"Overhead tasks don’t disappear just because you don’t spend money on them."

December 8, 2014

ProPublica has been doing a series of reports about the Red Cross’s misleading rhetoric about how it uses donations:

The American Red Cross regularly touts how responsible it is with donors' money. "We're very proud of the fact that 91 cents of every dollar that's donated goes to our services," Red Cross CEO Gail McGovern said in a speech in Baltimore last year. "That's world class, obviously."

McGovern has often repeated that figure, which has also appeared on the charity's website. "I'm really proud" that overhead expenses are so low, she told a Cleveland audience in June.

The problem with that number: It isn't true.

Well, that’s one problem. The other one is that true or not, the number isn’t half as important as people seem to think it is.

It’s certainly a worthy investigation ProPublica is doing. If the Red Cross is going to tout the 91 cents figure every chance it gets, it’s fair to try to keep them honest about it. But the fact that charities feel the need to brag about how little of their money goes to overhead vs. program is a problem much bigger than the Red Cross.
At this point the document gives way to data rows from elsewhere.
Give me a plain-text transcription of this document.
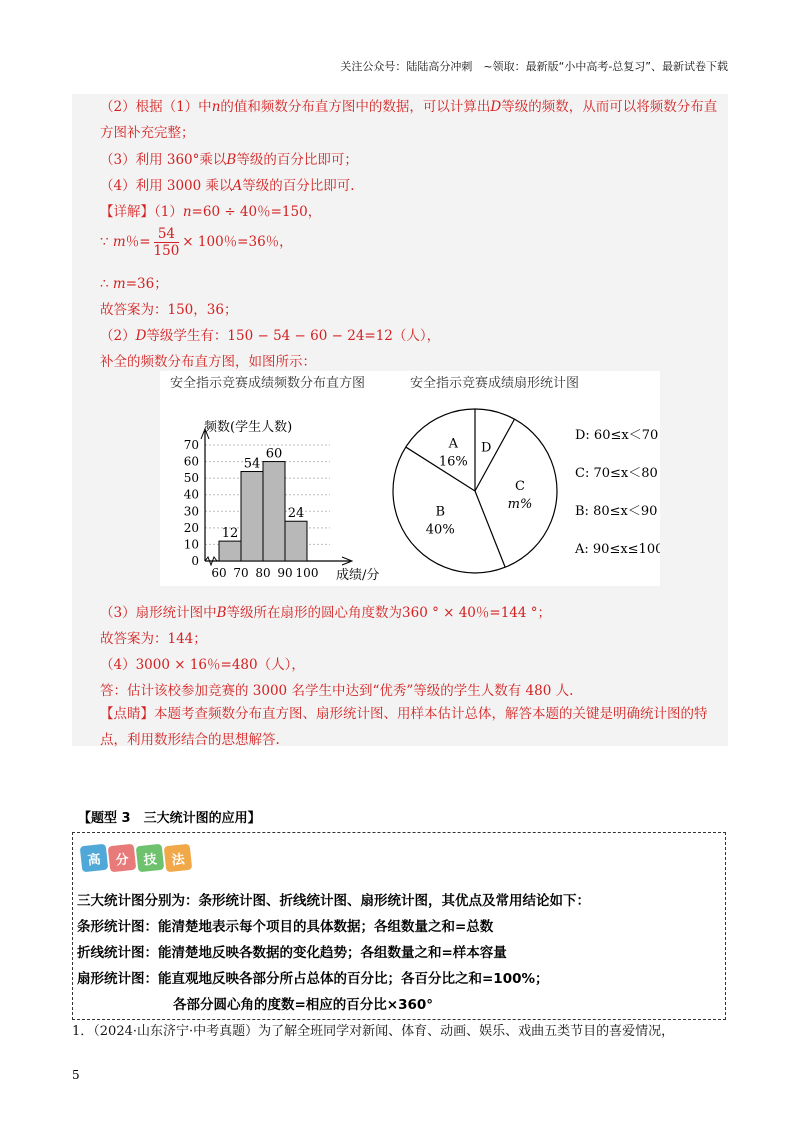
关注公众号：陆陆高分冲刺　~领取：最新版“小中高考-总复习”、最新试卷下载
（2）根据（1）中n的值和频数分布直方图中的数据，可以计算出D等级的频数，从而可以将频数分布直方图补充完整；
（3）利用 360°乘以B等级的百分比即可；
（4）利用 3000 乘以A等级的百分比即可.
【详解】（1）n=60 ÷ 40％=150，
∵ m％= $\frac{54}{150} \times 100$％=36％，
∴ m=36；
故答案为：150，36；
（2）D等级学生有：150 − 54 − 60 − 24=12（人），
补全的频数分布直方图，如图所示：
安全指示竞赛成绩频数分布直方图
0
10
20
30
40
50
60
70
频数(学生人数)
12
54
60
24
60 70 80 90 100 成绩/分
安全指示竞赛成绩扇形统计图
A
16%
D
C
m%
B
40%
D: 60≤x＜70
C: 70≤x＜80
B: 80≤x＜90
A: 90≤x≤100
（3）扇形统计图中B等级所在扇形的圆心角度数为360 ° × 40％=144 °；
故答案为：144；
（4）3000 × 16％=480（人），
答：估计该校参加竞赛的 3000 名学生中达到“优秀”等级的学生人数有 480 人.
【点睛】本题考查频数分布直方图、扇形统计图、用样本估计总体，解答本题的关键是明确统计图的特点，利用数形结合的思想解答.
【题型 3　三大统计图的应用】
高	分	技	法
三大统计图分别为：条形统计图、折线统计图、扇形统计图，其优点及常用结论如下：
条形统计图：能清楚地表示每个项目的具体数据；各组数量之和=总数
折线统计图：能清楚地反映各数据的变化趋势；各组数量之和=样本容量
扇形统计图：能直观地反映各部分所占总体的百分比；各百分比之和=100%；
各部分圆心角的度数=相应的百分比×360°
1．（2024·山东济宁·中考真题）为了解全班同学对新闻、体育、动画、娱乐、戏曲五类节目的喜爱情况，
5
Here’s Michael Hobbes:

Donors love overhead. It’s one number that allows you to compare the soup kitchen with the anti-corruption think tank. It smells all rigorous and objective, but it doesn’t require any actual work.... We shouldn’t pick just one number to stand in for efficiency. We’re always arguing that, if rich countries want to solve the problems of poor ones, they’re going to have to spend time getting to know them. It’s time we apply the same logic to the agencies we dispatch to do the job.

Hobbes describes his own experience in the nonprofit world:

The last NGO I worked for had 150 employees and a budget of more than $25 million. Employees were divided into “program staff” (the people researching, coordinating, and implementing our mission) and “overhead staff” (the fund-raising, human resources, and accounting departments helping them do it). Like most NGOs, we bragged to our donors that we had low overhead, that their dollars and euros and kroner and francs went to “the cause” and not to our rent or our heating bills. And this was, at least on the Excel sheets, true. Most of our money went to researcher and project manager salaries. The fund-raising, H.R., and accounting departments could have each fit comfortably in a minivan.

The problem is, those overhead tasks don’t disappear just because you don’t spend money on them. Someone has to monitor the accounts, find new donors, calculate taxes, organize the holiday party. Centralizing these tasks in dedicated departments, hiring specialists, getting good at them, that would have looked like bureaucracy. So instead, we spun them out to the entire staff: We assigned researchers and project managers—anthropology majors mostly, some law school dropouts—to do our H.R., accounting, fund-raising, and project evaluations.

The outcome was as chaotic as it sounds.

As Hobbes maintains, overhead numbers matter; just ask the people who give to charities only to find out that what they’re supporting is mostly just the wages of the telemarketers who talked them into it. But they’re far from a one-size-fits-all measure of a charity’s performance—as tempting as it is to use them that way. Something to keep in mind as the causes we support hit us up for end-of-year giving.